INIPASTI.COM, JAKARTA – Wakil Sekretaris Jenderal Dewan Pimpinan Majelis Ulama Indonesia (MUI) Tengku Zulkarnain membantah pernyataan Pelaku Bom Bali Ali Imron. Sebelumnya, Ali Imron menyebutkan bahwa orang-orang yang terpapar radikalisme sangat banyak di Indonesia.
“Seandainya yang radikal dan teroris itu satu persen saja, itu ada 2,3 juta orang yang akan menikam pejabat, habis pejabat negara di Indonesia. Itu kalau satu persen saja,” jelasnya pada ILC ‘Misteri Penusuk Wiranto’ yang tayang di tvOne, Selasa, 15 Oktober 2019 kemarin.
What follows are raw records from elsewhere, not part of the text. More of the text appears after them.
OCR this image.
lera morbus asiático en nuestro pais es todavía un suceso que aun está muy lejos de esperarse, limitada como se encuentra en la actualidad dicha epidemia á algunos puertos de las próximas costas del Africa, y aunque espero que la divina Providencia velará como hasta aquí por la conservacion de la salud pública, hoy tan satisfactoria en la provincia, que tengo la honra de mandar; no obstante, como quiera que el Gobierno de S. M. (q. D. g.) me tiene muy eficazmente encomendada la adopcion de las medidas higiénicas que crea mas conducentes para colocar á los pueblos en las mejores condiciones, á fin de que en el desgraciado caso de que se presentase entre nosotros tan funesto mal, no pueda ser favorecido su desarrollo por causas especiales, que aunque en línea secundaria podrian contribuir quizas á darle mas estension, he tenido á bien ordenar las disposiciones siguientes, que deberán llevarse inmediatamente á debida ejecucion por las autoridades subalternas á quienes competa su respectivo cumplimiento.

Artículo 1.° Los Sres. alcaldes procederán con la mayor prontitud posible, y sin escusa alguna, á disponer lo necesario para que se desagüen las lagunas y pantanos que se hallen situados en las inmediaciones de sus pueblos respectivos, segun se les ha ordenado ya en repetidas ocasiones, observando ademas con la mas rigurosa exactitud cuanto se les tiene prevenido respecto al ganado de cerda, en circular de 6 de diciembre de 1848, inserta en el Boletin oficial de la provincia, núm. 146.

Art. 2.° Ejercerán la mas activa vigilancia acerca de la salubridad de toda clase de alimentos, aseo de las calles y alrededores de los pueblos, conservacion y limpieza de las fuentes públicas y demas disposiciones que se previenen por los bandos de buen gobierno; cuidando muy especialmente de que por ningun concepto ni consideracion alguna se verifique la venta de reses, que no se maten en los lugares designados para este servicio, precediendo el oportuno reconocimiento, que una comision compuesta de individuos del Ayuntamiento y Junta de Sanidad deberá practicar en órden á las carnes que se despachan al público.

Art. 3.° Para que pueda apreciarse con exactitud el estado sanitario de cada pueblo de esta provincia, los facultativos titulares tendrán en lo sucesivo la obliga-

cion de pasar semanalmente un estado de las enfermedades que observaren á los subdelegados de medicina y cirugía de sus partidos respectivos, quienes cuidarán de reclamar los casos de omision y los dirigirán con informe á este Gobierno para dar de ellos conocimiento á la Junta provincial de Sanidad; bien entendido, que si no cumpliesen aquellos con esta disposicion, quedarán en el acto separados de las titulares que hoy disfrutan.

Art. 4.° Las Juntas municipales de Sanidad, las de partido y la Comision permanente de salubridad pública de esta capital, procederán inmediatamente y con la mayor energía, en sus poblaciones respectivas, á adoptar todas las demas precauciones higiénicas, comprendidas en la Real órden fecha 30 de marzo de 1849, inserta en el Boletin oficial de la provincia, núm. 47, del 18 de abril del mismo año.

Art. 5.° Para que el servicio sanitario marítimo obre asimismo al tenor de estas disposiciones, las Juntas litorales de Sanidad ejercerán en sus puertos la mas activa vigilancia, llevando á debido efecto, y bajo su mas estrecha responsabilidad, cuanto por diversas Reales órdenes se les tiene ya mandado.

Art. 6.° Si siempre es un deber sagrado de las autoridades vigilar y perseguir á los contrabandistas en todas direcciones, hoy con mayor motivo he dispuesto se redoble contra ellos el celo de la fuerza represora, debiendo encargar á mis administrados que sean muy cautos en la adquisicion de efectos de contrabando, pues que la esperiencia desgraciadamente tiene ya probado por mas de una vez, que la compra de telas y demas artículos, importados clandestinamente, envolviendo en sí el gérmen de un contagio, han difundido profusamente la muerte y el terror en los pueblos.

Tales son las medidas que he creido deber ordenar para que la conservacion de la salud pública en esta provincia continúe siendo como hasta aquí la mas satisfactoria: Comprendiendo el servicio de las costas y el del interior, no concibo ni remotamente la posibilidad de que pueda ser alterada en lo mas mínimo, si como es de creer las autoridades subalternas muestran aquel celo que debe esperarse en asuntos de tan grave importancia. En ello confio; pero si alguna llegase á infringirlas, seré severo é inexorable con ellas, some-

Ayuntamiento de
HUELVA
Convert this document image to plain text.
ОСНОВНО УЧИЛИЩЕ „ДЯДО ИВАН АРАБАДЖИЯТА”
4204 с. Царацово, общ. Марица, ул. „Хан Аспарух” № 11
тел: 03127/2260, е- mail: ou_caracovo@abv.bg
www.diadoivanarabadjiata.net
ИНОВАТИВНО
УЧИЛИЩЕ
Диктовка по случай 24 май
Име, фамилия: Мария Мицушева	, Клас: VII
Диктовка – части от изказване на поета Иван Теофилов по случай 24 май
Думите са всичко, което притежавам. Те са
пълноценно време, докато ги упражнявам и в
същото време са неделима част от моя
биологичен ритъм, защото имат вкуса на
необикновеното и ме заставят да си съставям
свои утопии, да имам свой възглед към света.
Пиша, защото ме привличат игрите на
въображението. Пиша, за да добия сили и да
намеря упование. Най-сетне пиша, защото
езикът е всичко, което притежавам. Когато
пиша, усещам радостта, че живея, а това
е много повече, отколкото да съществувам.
“Kalau ‘buanyaknya’ itu 10 persen, habis semua ini, keluar dari sini mati. Karena ada 23 juta orang yang terpapar radikal. Jadi jangan begitu, dan tidak ada kaitan dengan agama. Kalau mereka mengatasnamakan agama, itu urusan mereka, tapi agama tidak ada mengajarkan begitu, agama apapun,” tegasnya sambil menunjuk para pejabat yang hadir pada acara tersebut.
Tengku Zul pun mempermasalahkan kinerja Badan Intelejen Negara (BIN). Harusnya, kata dia, kalau memang ada oknum yang sudah dicurigai terpapar terorisme, harus dipantau 24 jam, dan tidak memberi kesempatan untuk melakukan aksinya.
Dia bahkan menyayangkan cara penanganan teroris di Indonesia. Menurutnya, menangani teroris, tidak serta-merta harus menggunakan senjata. Tetapi harus ada pendekatan religius yang dilakukan kepada pelaku.
“Sudah dibuat MoU antara BNPT dan Majelis Ulama Indonesia, bahwasanya pendekatan terhadap radikal dan tokoh-tokoh yang pernah terpapar radikal, tidak semata-mata security approach (pendekatan keamanan,red). Tapi ada spiritual approach (pendekatan agama,red),” ungkapnya.
“Pendekatan agama, disentuh nuraninya, itu diserahkan ke MUI. Tapi semenjak tanda tangan itu sampai sekarang, tidak pernah ada yang dibawa ke MUI,” tukasnya.